Thursday, 19 August 2021

Resuscitating Old Laptops

An acquaintance asked me some time ago to resuscitate an old laptop that had ceased to function. It had been running Windows. The laptop, an Asus X401U, dates back to about 2012 when it was being sold for US$280 as a cheap netbook. It has a Celeron processor running at 1GHz with 2GB of RAM and a 320GB hard drive. The graphics are integrated Radeon and eat into the already meagre memory. Most versions of this laptop came with 4GB of RAM but not this particular model. See Figure 1.


Figure 1: Asus X401U

I used a program called Rufus to create a bootable USB for installing Windows. This is a fast and powerful little program. I had managed to download the ISO for a stripped-down 32-bit version of Windows 10 that was suitable for the laptop's weak specifications. Despite many attempts I could not succeed in installing Windows. See Figure 2.


Figure 2

I then downloaded the ISO of lubuntu, a lightweight version of the fully-featured Ubuntu, and used Rufus to create a bootable USB. This installed without any problems and the laptop is at last useable again.
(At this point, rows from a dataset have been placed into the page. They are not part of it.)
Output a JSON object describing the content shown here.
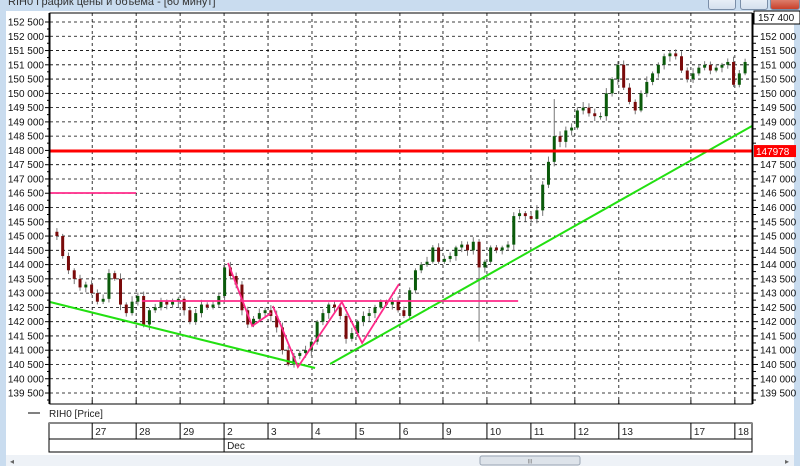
{
  "window": {
    "title": "RIH0 График цены и объема - [60 минут]",
    "scrollbar_grip": "III"
  },
  "legend": {
    "series_label": "RIH0 [Price]"
  },
  "colors": {
    "up": "#0a5a0a",
    "down": "#7a0a0a",
    "wick": "#777777",
    "support": "#22e011",
    "resistance": "#ff0000",
    "pattern": "#ff2a8a",
    "grid": "#000000"
  },
  "chart_data": {
    "type": "candlestick",
    "ylim": [
      139250,
      152900
    ],
    "xlim": [
      0,
      15.97
    ],
    "left_ticks": [
      {
        "v": 152500,
        "t": "152 500"
      },
      {
        "v": 152000,
        "t": "152 000"
      },
      {
        "v": 151500,
        "t": "151 500"
      },
      {
        "v": 151000,
        "t": "151 000"
      },
      {
        "v": 150500,
        "t": "150 500"
      },
      {
        "v": 150000,
        "t": "150 000"
      },
      {
        "v": 149500,
        "t": "149 500"
      },
      {
        "v": 149000,
        "t": "149 000"
      },
      {
        "v": 148500,
        "t": "148 500"
      },
      {
        "v": 148000,
        "t": "148 000"
      },
      {
        "v": 147500,
        "t": "147 500"
      },
      {
        "v": 147000,
        "t": "147 000"
      },
      {
        "v": 146500,
        "t": "146 500"
      },
      {
        "v": 146000,
        "t": "146 000"
      },
      {
        "v": 145500,
        "t": "145 500"
      },
      {
        "v": 145000,
        "t": "145 000"
      },
      {
        "v": 144500,
        "t": "144 500"
      },
      {
        "v": 144000,
        "t": "144 000"
      },
      {
        "v": 143500,
        "t": "143 500"
      },
      {
        "v": 143000,
        "t": "143 000"
      },
      {
        "v": 142500,
        "t": "142 500"
      },
      {
        "v": 142000,
        "t": "142 000"
      },
      {
        "v": 141500,
        "t": "141 500"
      },
      {
        "v": 141000,
        "t": "141 000"
      },
      {
        "v": 140500,
        "t": "140 500"
      },
      {
        "v": 140000,
        "t": "140 000"
      },
      {
        "v": 139500,
        "t": "139 500"
      }
    ],
    "right_top_label": "157 400",
    "right_ticks": [
      {
        "v": 152000,
        "t": "152 000"
      },
      {
        "v": 151500,
        "t": "151 500"
      },
      {
        "v": 151000,
        "t": "151 000"
      },
      {
        "v": 150500,
        "t": "150 500"
      },
      {
        "v": 150000,
        "t": "150 000"
      },
      {
        "v": 149500,
        "t": "149 500"
      },
      {
        "v": 149000,
        "t": "149 000"
      },
      {
        "v": 148500,
        "t": "148 500"
      },
      {
        "v": 147500,
        "t": "147 500"
      },
      {
        "v": 147000,
        "t": "147 000"
      },
      {
        "v": 146500,
        "t": "146 500"
      },
      {
        "v": 146000,
        "t": "146 000"
      },
      {
        "v": 145500,
        "t": "145 500"
      },
      {
        "v": 145000,
        "t": "145 000"
      },
      {
        "v": 144500,
        "t": "144 500"
      },
      {
        "v": 144000,
        "t": "144 000"
      },
      {
        "v": 143500,
        "t": "143 500"
      },
      {
        "v": 143000,
        "t": "143 000"
      },
      {
        "v": 142500,
        "t": "142 500"
      },
      {
        "v": 142000,
        "t": "142 000"
      },
      {
        "v": 141500,
        "t": "141 500"
      },
      {
        "v": 141000,
        "t": "141 000"
      },
      {
        "v": 140500,
        "t": "140 500"
      },
      {
        "v": 140000,
        "t": "140 000"
      },
      {
        "v": 139500,
        "t": "139 500"
      }
    ],
    "price_marker": {
      "value": 147978,
      "label": "147978"
    },
    "x_ticks": [
      {
        "u": 0.96,
        "t": "27"
      },
      {
        "u": 1.96,
        "t": "28"
      },
      {
        "u": 2.96,
        "t": "29"
      },
      {
        "u": 3.96,
        "t": "2"
      },
      {
        "u": 4.96,
        "t": "3"
      },
      {
        "u": 5.96,
        "t": "4"
      },
      {
        "u": 6.96,
        "t": "5"
      },
      {
        "u": 7.96,
        "t": "6"
      },
      {
        "u": 8.94,
        "t": "9"
      },
      {
        "u": 9.94,
        "t": "10"
      },
      {
        "u": 10.94,
        "t": "11"
      },
      {
        "u": 11.94,
        "t": "12"
      },
      {
        "u": 12.94,
        "t": "13"
      },
      {
        "u": 14.58,
        "t": "17"
      },
      {
        "u": 15.58,
        "t": "18"
      }
    ],
    "month_label": {
      "u": 3.96,
      "t": "Dec"
    },
    "closes": [
      145000,
      144300,
      143800,
      143500,
      143200,
      143300,
      143000,
      142700,
      142800,
      143700,
      143500,
      142600,
      142300,
      142700,
      142900,
      141900,
      142400,
      142500,
      142700,
      142600,
      142700,
      142800,
      142400,
      142000,
      142300,
      142600,
      142500,
      142600,
      142900,
      143900,
      143600,
      143300,
      142400,
      141900,
      142100,
      142300,
      142400,
      142200,
      141800,
      141000,
      140500,
      140800,
      140900,
      141000,
      141300,
      142000,
      142300,
      142600,
      142500,
      142200,
      141400,
      141600,
      142000,
      142200,
      142300,
      142500,
      142700,
      142600,
      142700,
      142400,
      142200,
      143100,
      143800,
      144000,
      144100,
      144600,
      144100,
      144200,
      144300,
      144600,
      144700,
      144500,
      144800,
      143900,
      144100,
      144600,
      144500,
      144600,
      144700,
      145700,
      145800,
      145700,
      145600,
      145900,
      146800,
      147600,
      148500,
      148300,
      148700,
      148800,
      149400,
      149500,
      149300,
      149200,
      149200,
      150000,
      150500,
      151000,
      150200,
      149700,
      149400,
      150000,
      150400,
      150700,
      151000,
      151300,
      151400,
      151300,
      150800,
      150500,
      150700,
      150900,
      151000,
      150800,
      150900,
      151000,
      151100,
      150300,
      150700,
      151100
    ],
    "spikes": [
      {
        "index": 73,
        "low": 141300
      },
      {
        "index": 86,
        "high": 149800
      }
    ],
    "lines": [
      {
        "kind": "support",
        "points": [
          [
            0,
            142690
          ],
          [
            6.03,
            140376
          ]
        ]
      },
      {
        "kind": "support",
        "points": [
          [
            6.37,
            140516
          ],
          [
            15.97,
            148856
          ]
        ]
      },
      {
        "kind": "resistance",
        "points": [
          [
            0,
            147978
          ],
          [
            15.97,
            147978
          ]
        ]
      },
      {
        "kind": "pattern",
        "points": [
          [
            0,
            146509
          ],
          [
            1.96,
            146509
          ]
        ]
      },
      {
        "kind": "pattern",
        "points": [
          [
            2.09,
            142724
          ],
          [
            10.65,
            142724
          ]
        ]
      },
      {
        "kind": "pattern",
        "points": [
          [
            4.05,
            144056
          ],
          [
            4.6,
            141848
          ],
          [
            5.03,
            142304
          ]
        ]
      },
      {
        "kind": "pattern",
        "points": [
          [
            5.07,
            142549
          ],
          [
            5.64,
            140411
          ],
          [
            6.64,
            142689
          ],
          [
            7.1,
            141252
          ],
          [
            7.94,
            143320
          ]
        ]
      }
    ]
  }
}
It still takes over two minutes to boot to the startup screen but once up and running it performs satisfactorily. It's only useful for Internet browsing and simple word processing but that's often enough for many users. See Figure 3.


Figure 3

The lesson to be learned from all this is that these older laptops are ill-suited to run Windows but can be made quite serviceable by installing a lightweight Linux OS like lubuntu via a simple tool like Rufus. Once the ISO for the OS has been downloaded, Rufus will quickly create a bootable USB from which the OS can be run even without installation to the laptop's hard drive. This is useful for trialing the new OS and, if satisfied, it can then be installed on the hard drive.